Since then, the problem has only gotten worse.

Some have suggested that Boehner is effectively running a coalition government of red and blue pragmatists. But that's not quite right. Instead, in parliamentary terms, it's more like a minority government.

Instead of two parties, there are three: the Freedom Caucus, the Boehner Republicans and the Democrats. To win on any issue, the speaker needs two of those factions. Most of the time, he still depends on the two wings of his own GOP conference. (That's how he won reelection in January, despite 25 Republican dissenters.) But in a pinch, he can strike a temporary alliance with Pelosi.

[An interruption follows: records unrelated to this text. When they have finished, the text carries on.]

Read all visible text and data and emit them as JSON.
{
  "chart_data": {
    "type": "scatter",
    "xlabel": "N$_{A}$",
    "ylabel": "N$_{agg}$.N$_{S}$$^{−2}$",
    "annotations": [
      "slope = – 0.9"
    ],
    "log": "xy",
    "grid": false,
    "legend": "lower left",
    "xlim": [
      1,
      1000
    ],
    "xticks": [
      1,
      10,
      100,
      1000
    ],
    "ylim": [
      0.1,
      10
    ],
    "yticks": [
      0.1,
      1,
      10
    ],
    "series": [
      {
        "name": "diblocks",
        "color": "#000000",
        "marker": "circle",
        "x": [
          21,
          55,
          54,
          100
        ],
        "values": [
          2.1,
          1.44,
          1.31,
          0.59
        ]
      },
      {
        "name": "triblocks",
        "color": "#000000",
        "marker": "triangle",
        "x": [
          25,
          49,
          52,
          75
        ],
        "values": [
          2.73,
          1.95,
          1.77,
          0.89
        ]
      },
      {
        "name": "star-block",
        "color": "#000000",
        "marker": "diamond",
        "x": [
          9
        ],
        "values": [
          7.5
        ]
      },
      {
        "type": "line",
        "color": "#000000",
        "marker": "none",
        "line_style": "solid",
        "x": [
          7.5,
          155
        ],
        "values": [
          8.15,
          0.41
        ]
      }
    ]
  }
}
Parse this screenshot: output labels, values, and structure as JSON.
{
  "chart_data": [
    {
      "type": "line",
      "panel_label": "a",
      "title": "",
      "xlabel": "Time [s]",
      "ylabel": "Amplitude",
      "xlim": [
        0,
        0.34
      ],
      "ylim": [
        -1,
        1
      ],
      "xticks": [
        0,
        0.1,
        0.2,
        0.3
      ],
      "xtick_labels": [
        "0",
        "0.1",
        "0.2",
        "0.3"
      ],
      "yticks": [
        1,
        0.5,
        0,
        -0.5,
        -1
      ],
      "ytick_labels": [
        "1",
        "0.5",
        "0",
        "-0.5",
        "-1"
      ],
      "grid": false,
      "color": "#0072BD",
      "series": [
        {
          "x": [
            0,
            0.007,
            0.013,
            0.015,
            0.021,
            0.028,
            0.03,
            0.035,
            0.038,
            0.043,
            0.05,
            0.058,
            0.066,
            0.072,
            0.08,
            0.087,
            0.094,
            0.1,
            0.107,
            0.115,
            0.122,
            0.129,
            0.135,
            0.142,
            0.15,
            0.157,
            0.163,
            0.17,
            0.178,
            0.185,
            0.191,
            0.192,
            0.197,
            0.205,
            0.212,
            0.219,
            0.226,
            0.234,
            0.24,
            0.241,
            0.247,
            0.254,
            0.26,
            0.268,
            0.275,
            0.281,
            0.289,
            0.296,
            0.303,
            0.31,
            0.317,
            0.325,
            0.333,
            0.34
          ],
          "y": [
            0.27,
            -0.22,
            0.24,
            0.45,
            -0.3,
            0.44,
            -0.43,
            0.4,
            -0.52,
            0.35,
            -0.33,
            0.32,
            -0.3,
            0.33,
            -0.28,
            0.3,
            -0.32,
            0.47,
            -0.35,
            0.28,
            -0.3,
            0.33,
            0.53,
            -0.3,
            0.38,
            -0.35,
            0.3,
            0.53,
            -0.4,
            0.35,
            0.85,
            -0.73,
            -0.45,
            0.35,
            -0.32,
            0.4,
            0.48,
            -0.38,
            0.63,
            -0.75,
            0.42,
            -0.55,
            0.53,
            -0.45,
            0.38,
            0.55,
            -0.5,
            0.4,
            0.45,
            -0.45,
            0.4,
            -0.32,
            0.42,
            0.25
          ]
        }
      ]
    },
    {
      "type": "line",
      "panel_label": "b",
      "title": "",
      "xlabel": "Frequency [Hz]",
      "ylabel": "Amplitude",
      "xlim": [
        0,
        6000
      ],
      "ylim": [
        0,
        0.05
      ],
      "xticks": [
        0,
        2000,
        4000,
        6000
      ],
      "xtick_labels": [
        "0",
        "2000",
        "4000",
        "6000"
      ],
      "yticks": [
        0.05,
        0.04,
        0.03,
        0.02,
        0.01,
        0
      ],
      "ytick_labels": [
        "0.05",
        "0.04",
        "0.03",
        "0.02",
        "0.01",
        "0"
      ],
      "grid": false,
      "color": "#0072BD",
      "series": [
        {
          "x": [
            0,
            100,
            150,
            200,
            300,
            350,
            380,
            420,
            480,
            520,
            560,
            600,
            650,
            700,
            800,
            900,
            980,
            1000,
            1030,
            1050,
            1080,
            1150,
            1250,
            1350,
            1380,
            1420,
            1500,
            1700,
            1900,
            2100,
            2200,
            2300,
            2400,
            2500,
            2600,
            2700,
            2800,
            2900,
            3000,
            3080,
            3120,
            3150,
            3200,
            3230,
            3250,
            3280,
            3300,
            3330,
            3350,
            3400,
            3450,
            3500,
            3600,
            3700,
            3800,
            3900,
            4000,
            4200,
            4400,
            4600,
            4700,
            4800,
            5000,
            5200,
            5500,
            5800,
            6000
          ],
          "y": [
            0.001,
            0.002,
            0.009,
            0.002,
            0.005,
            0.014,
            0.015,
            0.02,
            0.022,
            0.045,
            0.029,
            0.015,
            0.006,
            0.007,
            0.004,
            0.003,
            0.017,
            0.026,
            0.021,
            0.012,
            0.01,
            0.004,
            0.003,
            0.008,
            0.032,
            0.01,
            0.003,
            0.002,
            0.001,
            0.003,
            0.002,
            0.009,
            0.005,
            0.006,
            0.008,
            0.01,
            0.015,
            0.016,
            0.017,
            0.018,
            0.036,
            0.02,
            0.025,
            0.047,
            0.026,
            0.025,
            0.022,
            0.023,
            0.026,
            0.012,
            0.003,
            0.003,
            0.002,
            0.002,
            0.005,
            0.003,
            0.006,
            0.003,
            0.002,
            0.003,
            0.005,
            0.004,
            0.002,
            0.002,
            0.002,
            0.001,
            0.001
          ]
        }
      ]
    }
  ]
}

If we really had a parliamentary system, one of three things might have happened last week: Boehner would have called new elections. (Not available in our system.) Or his party would have ousted him and installed a leader who could hold Republicans together. (There's no such person.) Or the Republicans could split into two mini-parties, as happens in countries like Israel.

That's not going to happen because the two-party system is so deeply rooted . But as a practical matter, it's already occurred.

Boehner is likely to get a lot more practice in running a minority government because the House faces a long list of divisive votes.

First, there's the budget, which Congress is supposed to pass by April 15. That doesn't risk shutting down the government, so Boehner can give the Freedom Caucus free rein. But it's hard to imagine how the conservative House and the more pragmatic Senate GOP are going to agree.

Then there's Obamacare. If the Supreme Court strikes it down, Congress will have to deal with the chaos that ensues.

And in the fall, government spending bills and the federal debt ceiling come up for votes. Senate Republican leader Mitch McConnell has already promised that there won't be another government shutdown. But that's a recipe for another Freedom Caucus revolt — and another last-minute deal between Boehner and Pelosi.

It's a system that works, more or less — just as long as the speaker doesn't mind looking foolish now and again. Still, it means Republicans are avoiding disasters rather than passing legislation and showing they deserve to win the White House.

"People expect Republicans in Congress to focus their efforts on proposing and passing policies to improve the economy," Boehner's pollster, David Winston, wrote in an internal GOP memo after the 2014 election. "They didn't vote for Republicans simply to be a check and balance on President Obama."

So far the party has accomplished neither.